Verwaltungsgericht Köln Urteil, 10. Feb. 2015 - 14 K 5863/14.A
Gericht
Tenor
Der Bescheid des Bundesamtes für Migration und Flüchtlinge vom 20. Oktober 2014 wird aufgehoben.
Die Kosten des gerichtskostenfreien Verfahrens trägt die Beklagte.
Das Urteil ist wegen der Kosten vorläufig vollstreckbar. Die Beklagte darf die Vollstreckung durch Sicherheitsleistung in Höhe von 110% des aufgrund des Urteils vollstreckbaren Betrags abwenden, wenn nicht der Kläger vor der Vollstreckung Sicherheit in Höhe von 110% des zu vollstreckenden Betrags leistet.
1
Tatbestand
2Der Kläger ist afghanischer Staatsangehöriger, Schiit und gehört der Volksgruppe der Hazara an. Er reiste am 8. August 2014 in der Bundesrepublik Deutschland ein.
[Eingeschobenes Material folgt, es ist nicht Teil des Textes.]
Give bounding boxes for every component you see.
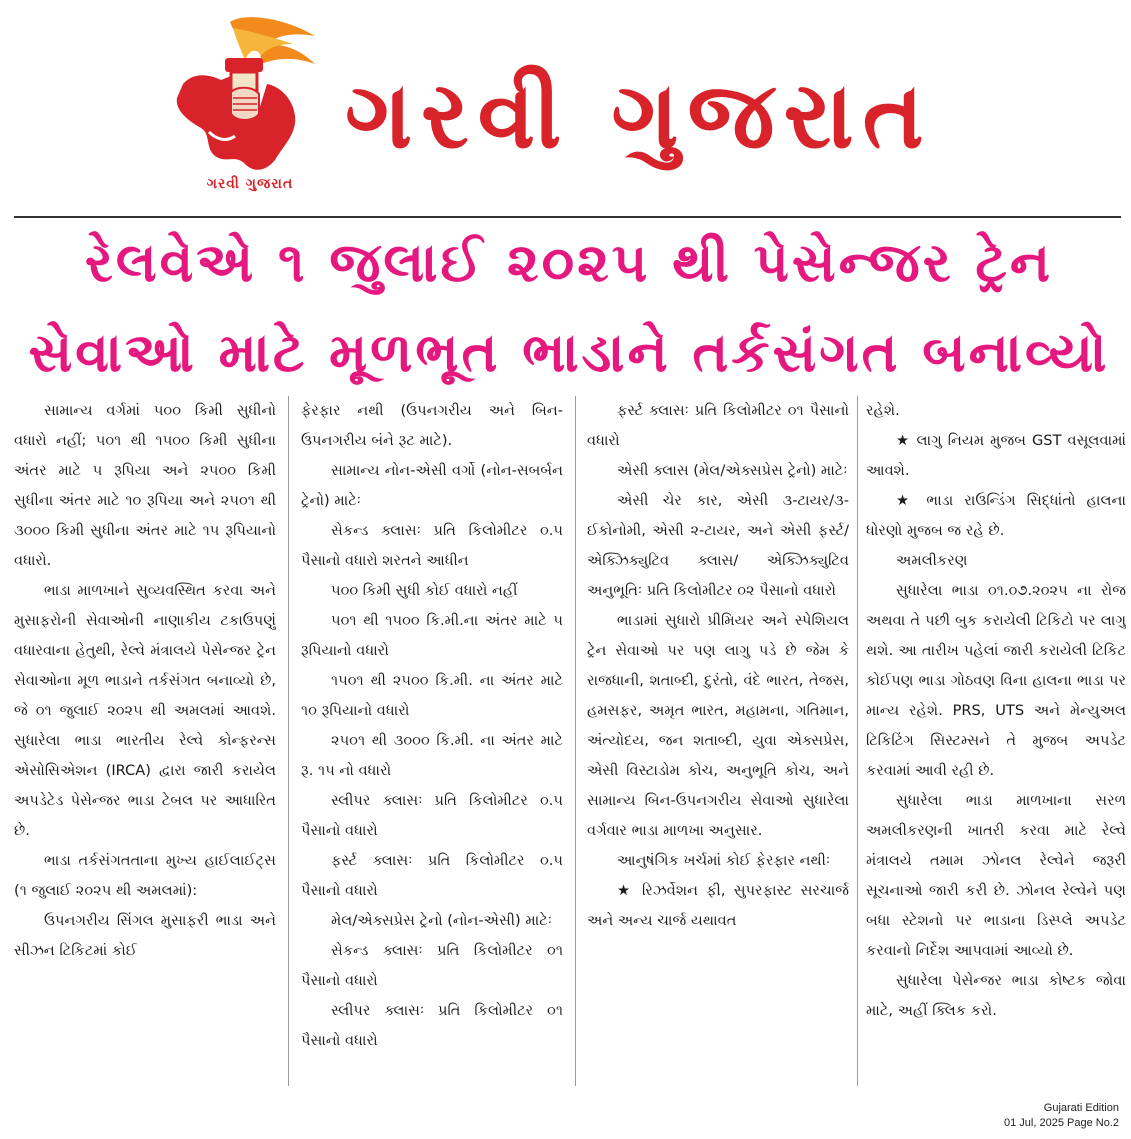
headline-line-2: સેવાઓ માટે મૂળભૂત ભાડાને તર્કસંગત બનાવ્યો bbox=[28, 321, 1110, 384]
article-column-4 bbox=[866, 396, 1126, 1086]
headline-line-1: રેલવેએ ૧ જુલાઈ ૨૦૨૫ થી પેસેન્જર ટ્રેન bbox=[84, 231, 1054, 294]
paragraph: ઉપનગરીય સિંગલ મુસાફરી ભાડા અને સીઝન ટિકિટમાં કોઈ bbox=[14, 912, 276, 959]
paragraph: ૨૫૦૧ થી ૩૦૦૦ કિ.મી. ના અંતર માટે રૂ. ૧૫ નો વધારો bbox=[301, 732, 563, 779]
paragraph: સુધારેલા ભાડા માળખાના સરળ અમલીકરણની ખાતરી કરવા માટે રેલ્વે મંત્રાલયે તમામ ઝોનલ રેલ્વેને જરૂરી સૂચનાઓ જારી કરી છે. ઝોનલ રેલ્વેને પણ બધા સ્ટેશનો પર ભાડાના ડિસ્પ્લે અપડેટ કરવાનો નિર્દેશ આપવામાં આવ્યો છે. bbox=[866, 792, 1126, 959]
column-divider bbox=[288, 396, 289, 1086]
paragraph: સુધારેલા ભાડા ૦૧.૦૭.૨૦૨૫ ના રોજ અથવા તે પછી બુક કરાયેલી ટિકિટો પર લાગુ થશે. આ તારીખ પહેલાં જારી કરાયેલી ટિકિટ કોઈપણ ભાડા ગોઠવણ વિના હાલના ભાડા પર માન્ય રહેશે. PRS, UTS અને મેન્યુઅલ ટિકિટિંગ સિસ્ટમ્સને તે મુજબ અપડેટ કરવામાં આવી રહી છે. bbox=[866, 582, 1126, 779]
paragraph: ફર્સ્ટ ક્લાસઃ પ્રતિ કિલોમીટર ૦૧ પૈસાનો વધારો bbox=[587, 402, 849, 449]
paragraph: ભાડા માળખાને સુવ્યવસ્થિત કરવા અને મુસાફરોની સેવાઓની નાણાકીય ટકાઉપણું વધારવાના હેતુથી, રેલ્વે મંત્રાલયે પેસેન્જર ટ્રેન સેવાઓના મૂળ ભાડાને તર્કસંગત બનાવ્યો છે, જે ૦૧ જુલાઈ ૨૦૨૫ થી અમલમાં આવશે. સુધારેલા ભાડા ભારતીય રેલ્વે કોન્ફરન્સ એસોસિએશન (IRCA) દ્વારા જારી કરાયેલ અપડેટેડ પેસેન્જર ભાડા ટેબલ પર આધારિત છે. bbox=[14, 582, 276, 839]
paragraph: ભાડામાં સુધારો પ્રીમિયર અને સ્પેશિયલ ટ્રેન સેવાઓ પર પણ લાગુ પડે છે જેમ કે રાજધાની, શતાબ્દી, દુરંતો, વંદે ભારત, તેજસ, હમસફર, અમૃત ભારત, મહામના, ગતિમાન, અંત્યોદય, જન શતાબ્દી, યુવા એક્સપ્રેસ, એસી વિસ્ટાડોમ કોચ, અનુભૂતિ કોચ, અને સામાન્ય બિન-ઉપનગરીય સેવાઓ સુધારેલા વર્ગવાર ભાડા માળખા અનુસાર. bbox=[587, 612, 849, 839]
article-column-1 bbox=[14, 396, 276, 1086]
masthead-title: ગરવી ગુજરાત bbox=[345, 62, 933, 169]
masthead-divider bbox=[14, 216, 1121, 218]
article-body bbox=[14, 396, 1126, 1086]
paragraph: ★ ભાડા રાઉન્ડિંગ સિદ્ધાંતો હાલના ધોરણો મુજબ જ રહે છે. bbox=[866, 492, 1126, 539]
paragraph: ૫૦૧ થી ૧૫૦૦ કિ.મી.ના અંતર માટે ૫ રૂપિયાનો વધારો bbox=[301, 612, 563, 659]
column-divider bbox=[575, 396, 576, 1086]
paragraph: સામાન્ય વર્ગમાં ૫૦૦ કિમી સુધીનો વધારો નહીં; ૫૦૧ થી ૧૫૦૦ કિમી સુધીના અંતર માટે ૫ રૂપિયા અને ૨૫૦૦ કિમી સુધીના અંતર માટે ૧૦ રૂપિયા અને ૨૫૦૧ થી ૩૦૦૦ કિમી સુધીના અંતર માટે ૧૫ રૂપિયાનો વધારો. bbox=[14, 402, 276, 569]
paragraph: ★ લાગુ નિયમ મુજબ GST વસૂલવામાં આવશે. bbox=[866, 432, 1126, 479]
paragraph: એસી ક્લાસ (મેલ/એક્સપ્રેસ ટ્રેનો) માટેઃ bbox=[617, 462, 848, 479]
column-divider bbox=[857, 396, 858, 1086]
paragraph: ભાડા તર્કસંગતતાના મુખ્ય હાઈલાઈટ્સ (૧ જુલાઈ ૨૦૨૫ થી અમલમાં): bbox=[14, 852, 276, 899]
paragraph: રહેશે. bbox=[866, 402, 900, 419]
masthead bbox=[0, 0, 1131, 214]
paragraph: સેકન્ડ ક્લાસઃ પ્રતિ કિલોમીટર ૦૧ પૈસાનો વધારો bbox=[301, 942, 563, 989]
paragraph: ૫૦૦ કિમી સુધી કોઈ વધારો નહીં bbox=[331, 582, 518, 599]
edition-footer bbox=[1004, 1101, 1119, 1131]
paragraph: સ્લીપર ક્લાસઃ પ્રતિ કિલોમીટર ૦૧ પૈસાનો વધારો bbox=[301, 1002, 563, 1049]
article-column-3 bbox=[587, 396, 849, 1086]
section-heading: અમલીકરણ bbox=[896, 552, 968, 569]
article-column-2 bbox=[301, 396, 563, 1086]
paragraph: આનુષંગિક ખર્ચમાં કોઈ ફેરફાર નથીઃ bbox=[617, 852, 831, 869]
torch-gujarat-map-icon bbox=[175, 14, 325, 204]
paragraph: ★ રિઝર્વેશન ફી, સુપરફાસ્ટ સરચાર્જ અને અન્ય ચાર્જ યથાવત bbox=[587, 882, 849, 929]
edition-label: Gujarati Edition bbox=[1043, 1102, 1119, 1114]
logo-caption: ગરવી ગુજરાત bbox=[206, 176, 294, 192]
paragraph: સુધારેલા પેસેન્જર ભાડા કોષ્ટક જોવા માટે, અહીં ક્લિક કરો. bbox=[866, 972, 1126, 1019]
paragraph: ફર્સ્ટ ક્લાસઃ પ્રતિ કિલોમીટર ૦.૫ પૈસાનો વધારો bbox=[301, 852, 563, 899]
paragraph: સેકન્ડ ક્લાસઃ પ્રતિ કિલોમીટર ૦.૫ પૈસાનો વધારો શરતને આધીન bbox=[301, 522, 563, 569]
paragraph: ફેરફાર નથી (ઉપનગરીય અને બિન-ઉપનગરીય બંને રૂટ માટે). bbox=[301, 402, 563, 449]
paragraph: સ્લીપર ક્લાસઃ પ્રતિ કિલોમીટર ૦.૫ પૈસાનો વધારો bbox=[301, 792, 563, 839]
paragraph: મેલ/એક્સપ્રેસ ટ્રેનો (નોન-એસી) માટેઃ bbox=[331, 912, 552, 929]
paragraph: ૧૫૦૧ થી ૨૫૦૦ કિ.મી. ના અંતર માટે ૧૦ રૂપિયાનો વધારો bbox=[301, 672, 563, 719]
paragraph: સામાન્ય નોન-એસી વર્ગો (નોન-સબર્બન ટ્રેનો) માટેઃ bbox=[301, 462, 563, 509]
paragraph: એસી ચેર કાર, એસી ૩-ટાયર/૩-ઈકોનોમી, એસી ૨-ટાયર, અને એસી ફર્સ્ટ/એક્ઝિક્યુટિવ ક્લાસ/ એક્ઝિક્યુટિવ અનુભૂતિઃ પ્રતિ કિલોમીટર ૦૨ પૈસાનો વધારો bbox=[587, 492, 849, 599]
date-page-label: 01 Jul, 2025 Page No.2 bbox=[1004, 1117, 1119, 1129]
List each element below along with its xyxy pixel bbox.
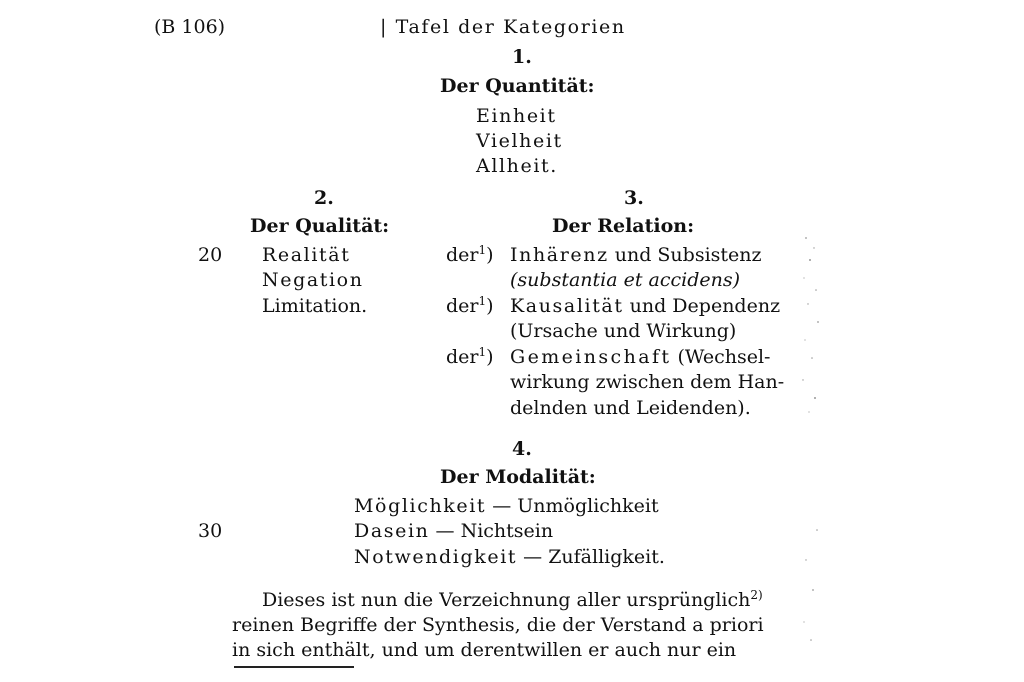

3Bei seiner Ankunft gab er an, am 00.00.0000 (00.00.0000 nach dem afghanischen Kalender) geboren – mithin minderjährig – zu sein. Am 11. August 2014 erfolgte im Rahmen einer Beweismittelerhebung im Sinne des § 21 des Zehnten Buches des Sozialgesetzbuches (SGB X) durch das Jugend- und Sozialamt der Stadt Frankfurt am Main (Clearingstelle) die Feststellung, dass nach dem äußeren Erscheinungsbild, dem Verhalten der Person und den weiteren Umständen nicht davon auszugehen sei, dass die Altersangabe den tatsächlichen Verhältnissen entspreche. Daraufhin wurde – unter Bezugnahme auf den Erlass des Hessischen Innenministeriums vom 18. September 2002 – das Geburtsdatum fiktiv auf „volljährig“ festgelegt. Zugleich erfolgte gemäß § 42 SGB des Achten Buches des Sozialgesetzbuches (SGB VIII) die Inobhutnahme des Klägers.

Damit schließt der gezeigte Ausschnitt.